The archbishop, now 87 but still working full-time, expressed his views to us last weekend during a dinner in New Orleans. He said he has visited Medjugorje three times and is strongly impressed by the "powerful" effect it has on young people as well as the inclination to evangelize that it inspires in pilgrims.
"My reason for supporting the visits to Medjugorje, especially by our young people, is the program that is encouraged in Medjugorje," said Archbishop Hannan, who last visited in 1999. "Everything in the program at Medjugorje is very highly approved by the Church and is in support of some of the basic duties of Catholics -- for instance devotion to the Blessed Mother, the frequentation of the sacrament of penance, the reception of Holy Communion and attendance of Mass, and the recitation of the Rosary. Those practices are very strongly not only encouraged but commanded by the Church, and I have told everyone I have met -- including the Holy Father -- that I believe in the words of Scripture: 'by their fruits you will know them.' The people who have been to Medjugorje, especially the youth, have really experienced a great awakening of their faith."

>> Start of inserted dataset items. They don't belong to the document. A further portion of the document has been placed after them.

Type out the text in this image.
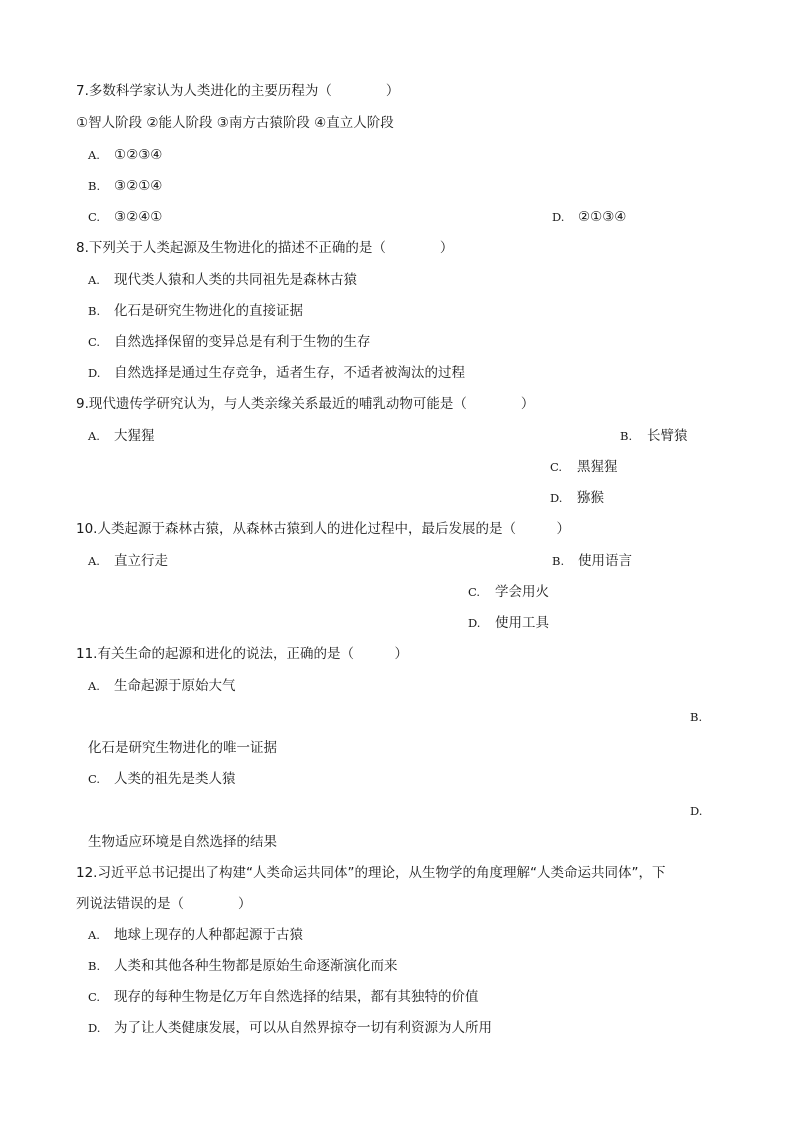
7.多数科学家认为人类进化的主要历程为（　　　　）
①智人阶段 ②能人阶段 ③南方古猿阶段 ④直立人阶段
A. ①②③④
B. ③②①④
C. ③②④①	D. ②①③④
8.下列关于人类起源及生物进化的描述不正确的是（　　　　）
A. 现代类人猿和人类的共同祖先是森林古猿
B. 化石是研究生物进化的直接证据
C. 自然选择保留的变异总是有利于生物的生存
D. 自然选择是通过生存竞争，适者生存，不适者被淘汰的过程
9.现代遗传学研究认为，与人类亲缘关系最近的哺乳动物可能是（　　　　）
A. 大猩猩	B. 长臂猿
C. 黑猩猩
D. 猕猴
10.人类起源于森林古猿，从森林古猿到人的进化过程中，最后发展的是（　　　）
A. 直立行走	B. 使用语言
C. 学会用火
D. 使用工具
11.有关生命的起源和进化的说法，正确的是（　　　）
A. 生命起源于原始大气
B.
化石是研究生物进化的唯一证据
C. 人类的祖先是类人猿
D.
生物适应环境是自然选择的结果
12.习近平总书记提出了构建“人类命运共同体”的理论，从生物学的角度理解“人类命运共同体”，下
列说法错误的是（　　　　）
A. 地球上现存的人种都起源于古猿
B. 人类和其他各种生物都是原始生命逐渐演化而来
C. 现存的每种生物是亿万年自然选择的结果，都有其独特的价值
D. 为了让人类健康发展，可以从自然界掠夺一切有利资源为人所用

Hannan celebrated Mass at Medjugorje and said "the feeling of devotion was intense. I experienced a great deal of inspiration from that." While he saw no supernatural phenomena, the archbishop attended an apparition by one of the seers, Marija Pavlovic.
It was just before retiring as archbishop in 1989 that Hannan spoke personally to the Pope about it. The occasion was a lunch at the Saint Martha Building. "It so happened that I was the senior bishop there, which according to their protocol in seating placed me right opposite the Pope," recalled the archbishop. "That made it very easy for me to talk to him. It was the central point of my conversation with him. I had heard that he was interested in it and somehow or another a mention of Medjugorje came up in a general discussion, so that enabled me to explain fully to the Holy Father why I not only permitted but actually urged young people to go to Medjugorje."
Hannan said he didn't expect the Pope to make any comment. "But what he did was almost as good as a comment, because he bowed his head up and down as I recited the things that were traditional for Catholics to do and which were encouraged by their presence at Medjugorje. And he was nodding in assent the whole time. It was a serious nod because he knew that I was very much interested in giving him that message."
Hannan said most bishops believe there is something supernatural at Medjugorje but "many of them are disturbed by the fact that the visionaries see the Blessed Mother every day. Those who are slow or unwilling to exhort people to go there say that there has never been such a series of apparitions before. They also say the bishops there do not approve it."
Hannan believes that the Church may not formally approve of the apparitions but instead simply "let the custom go on. There are several ways the Church can handle it by indicating that it is good and approved but they don't want to make a formal announcement." He said the historic friction between secular bishops and Franciscans has spilled into the situation and tainted the view of some prelates, including Cardinal Vinko Puljic of Sarajevo, "who said there isn't anything supernatural going on there."
But added Hannan, "If supernatural isn't the presence of a lot of people going to Confession, especially youth, attending Mass, receiving holy Communion, saying the Rosary -- if that isn't supernatural in essence I don't know what is."
It was Archbishop Hannan who, as an auxiliary in Washington during the Kennedy years, delivered the eulogy at the President's funeral after the historic assassination. He was also close to Jackie Onassis and presided at her funeral.